Auswirkungen eines unterbrochenen Aufenthalts auf die Anrechnung der Einbürgerungsjahre

Definition des unterbrochenen Aufenthalts
Ein unterbrochener Aufenthalt bedeutet, dass eine Person rechtmäßig in Deutschland lebt, das Land jedoch für bestimmte Zeiträume verlässt, sodass zwischen den Aufenthaltsphasen Lücken entstehen – statt während der gesamten erforderlichen Zeit durchgehend in Deutschland zu bleiben.

Allgemeine Regel zur Berechnung der Einbürgerungsjahre

  • Der Aufenthalt muss rechtmäßig und grundsätzlich kontinuierlich sein (ohne lange Unterbrechungen), in der Regel 8 Jahre (verkürzbar auf 7 Jahre nach erfolgreichem Integrationskurs).

  • Auslandsaufenthalte dürfen nicht länger als 6 Monate am Stück innerhalb eines Jahres sein und insgesamt nicht mehr als 10 Monate während des Einbürgerungszeitraums betragen.

  • Werden diese Grenzen überschritten, kann der Aufenthalt als unterbrochen gelten, was dazu führen kann, dass zuvor angerechnete Jahre aufgehoben oder die Anrechnung ausgesetzt wird.

Auswirkungen eines unterbrochenen Aufenthalts

1. Reise von weniger als 6 Monaten am Stück

  • Beeinflusst die Anrechnung der Jahre nicht.

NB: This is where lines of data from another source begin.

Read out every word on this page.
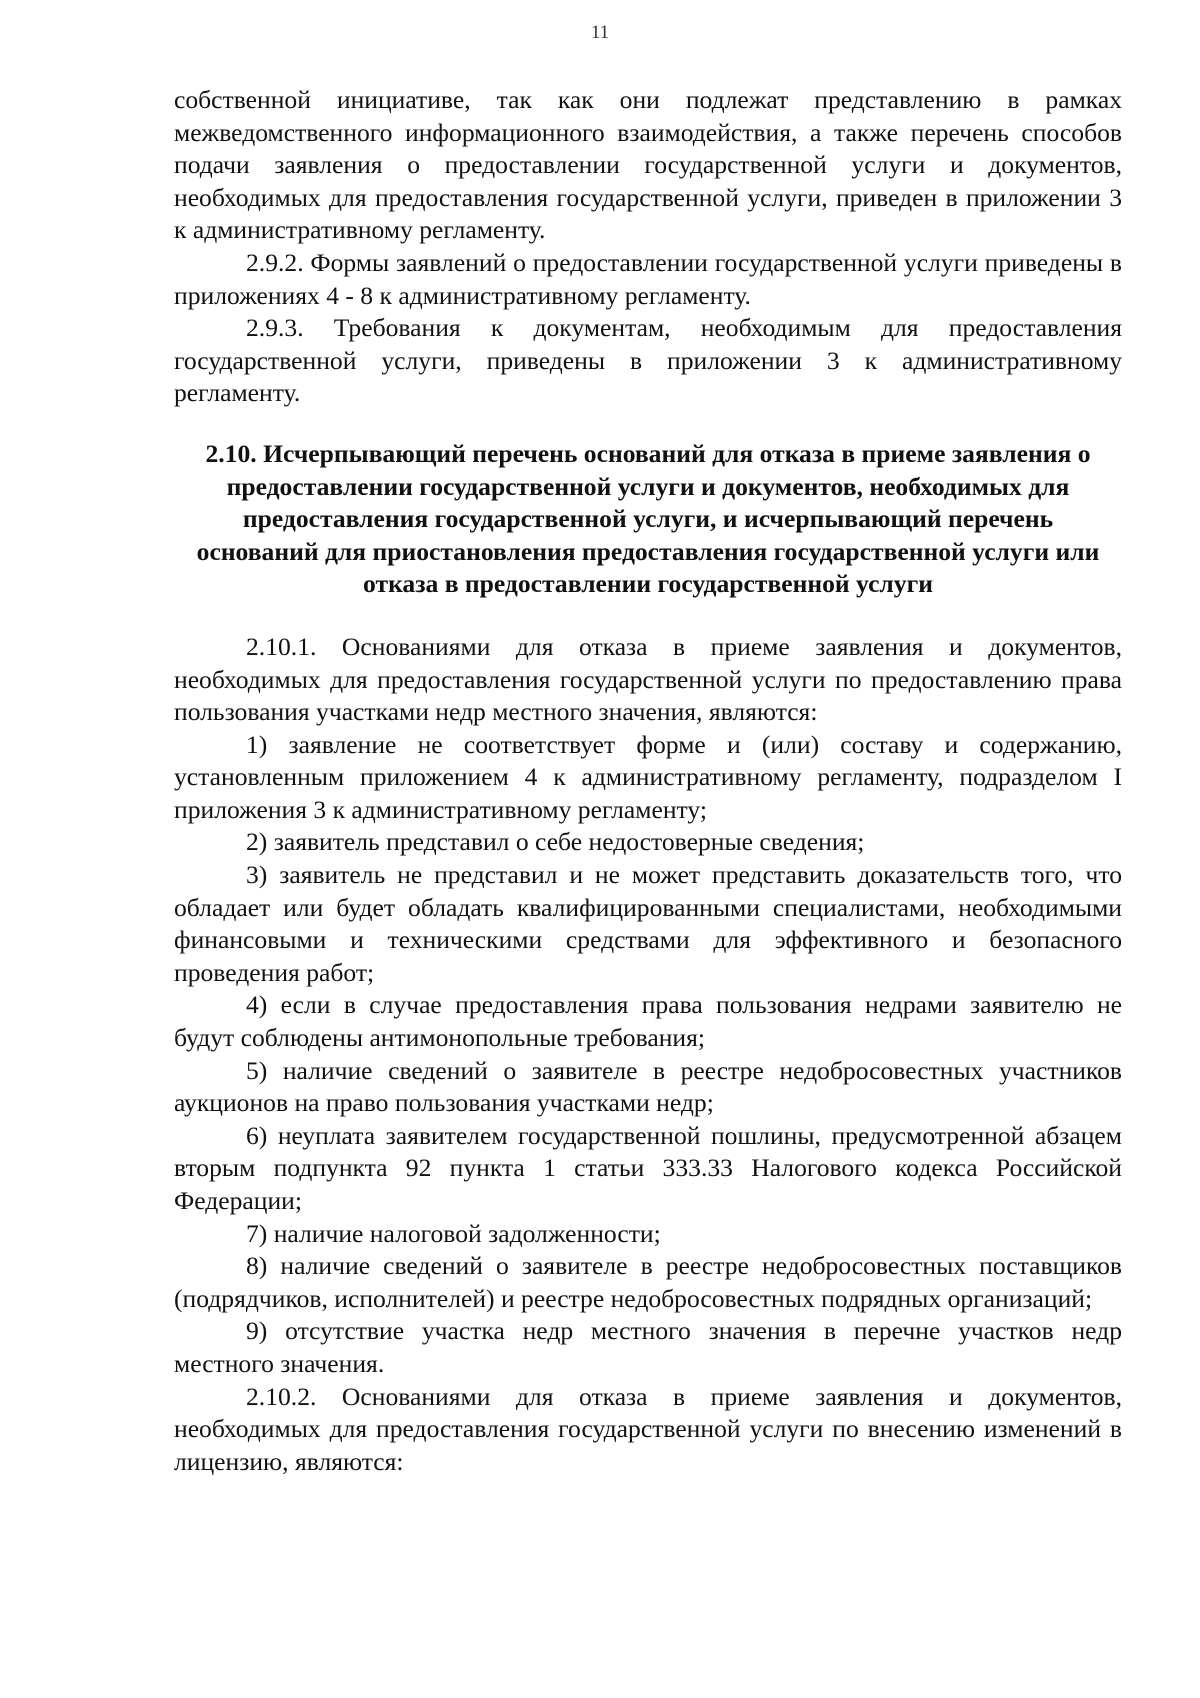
11

собственной инициативе, так как они подлежат представлению в рамках межведомственного информационного взаимодействия, а также перечень способов подачи заявления о предоставлении государственной услуги и документов, необходимых для предоставления государственной услуги, приведен в приложении 3 к административному регламенту.

2.9.2. Формы заявлений о предоставлении государственной услуги приведены в приложениях 4 - 8 к административному регламенту.

2.9.3. Требования к документам, необходимым для предоставления государственной услуги, приведены в приложении 3 к административному регламенту.

2.10. Исчерпывающий перечень оснований для отказа в приеме заявления о предоставлении государственной услуги и документов, необходимых для предоставления государственной услуги, и исчерпывающий перечень оснований для приостановления предоставления государственной услуги или отказа в предоставлении государственной услуги

2.10.1. Основаниями для отказа в приеме заявления и документов, необходимых для предоставления государственной услуги по предоставлению права пользования участками недр местного значения, являются:

1) заявление не соответствует форме и (или) составу и содержанию, установленным приложением 4 к административному регламенту, подразделом I приложения 3 к административному регламенту;

2) заявитель представил о себе недостоверные сведения;

3) заявитель не представил и не может представить доказательств того, что обладает или будет обладать квалифицированными специалистами, необходимыми финансовыми и техническими средствами для эффективного и безопасного проведения работ;

4) если в случае предоставления права пользования недрами заявителю не будут соблюдены антимонопольные требования;

5) наличие сведений о заявителе в реестре недобросовестных участников аукционов на право пользования участками недр;

6) неуплата заявителем государственной пошлины, предусмотренной абзацем вторым подпункта 92 пункта 1 статьи 333.33 Налогового кодекса Российской Федерации;

7) наличие налоговой задолженности;

8) наличие сведений о заявителе в реестре недобросовестных поставщиков (подрядчиков, исполнителей) и реестре недобросовестных подрядных организаций;

9) отсутствие участка недр местного значения в перечне участков недр местного значения.

2.10.2. Основаниями для отказа в приеме заявления и документов, необходимых для предоставления государственной услуги по внесению изменений в лицензию, являются:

  • Gilt als normale Fortsetzung des Aufenthalts.

2. Reise zwischen 6 Monaten und einem Jahr

  • Die Anrechnung der Einbürgerungszeit ruht während der Abwesenheit.

  • Die Berechnung läuft nach der Rückkehr nach Deutschland weiter.

3. Reise von mehr als einem Jahr

  • Führt in der Regel zum Verlust des rechtmäßigen Aufenthalts und gilt als vollständige Unterbrechung.

  • Es kann erforderlich sein, die Berechnung der Aufenthaltsjahre neu zu beginnen.

Sonderfälle und ihre Auswirkungen
Studium oder berufliche Ausbildung im Ausland:
Wenn die Abwesenheit mit einem anerkannten Studium oder einer offiziellen Ausbildung zusammenhängt, kann die weitere Anrechnung der Jahre möglich sein – vorausgesetzt, es werden offizielle Nachweise vorgelegt.
Militär- oder medizinische Gründe:
Abwesenheiten wegen Wehrdienst oder medizinischer Behandlung können als begründet gelten und sich nicht negativ auswirken.
Asylfälle:
In manchen Fällen können Ausnahmen aus humanitären Gründen oder wegen besonderer Umstände möglich sein.

Wichtige Tipps

  • Versuche, die Zeit außerhalb Deutschlands während der Einbürgerungsphase zu reduzieren.

  • Bewahre stets Reise- und Aufenthaltsnachweise auf, um sie bei Bedarf vorzulegen.

  • Sprich vor einer längeren Reise mit der zuständigen Einbürgerungsbehörde.

  • Bei längeren Abwesenheiten ist eine rechtliche Beratung empfehlenswert, um den Verlust angerechneter Jahre zu vermeiden.

Fazit
Ein unterbrochener Aufenthalt kann die Anrechnung der für die Einbürgerung erforderlichen Aufenthaltszeit erheblich beeinflussen, insbesondere wenn Abwesenheiten die gesetzlichen Grenzen überschreiten. Kontinuität und eine regelmäßige Anwesenheit in Deutschland gehören zu den wichtigsten Faktoren für einen erfolgreichen Einbürgerungsantrag.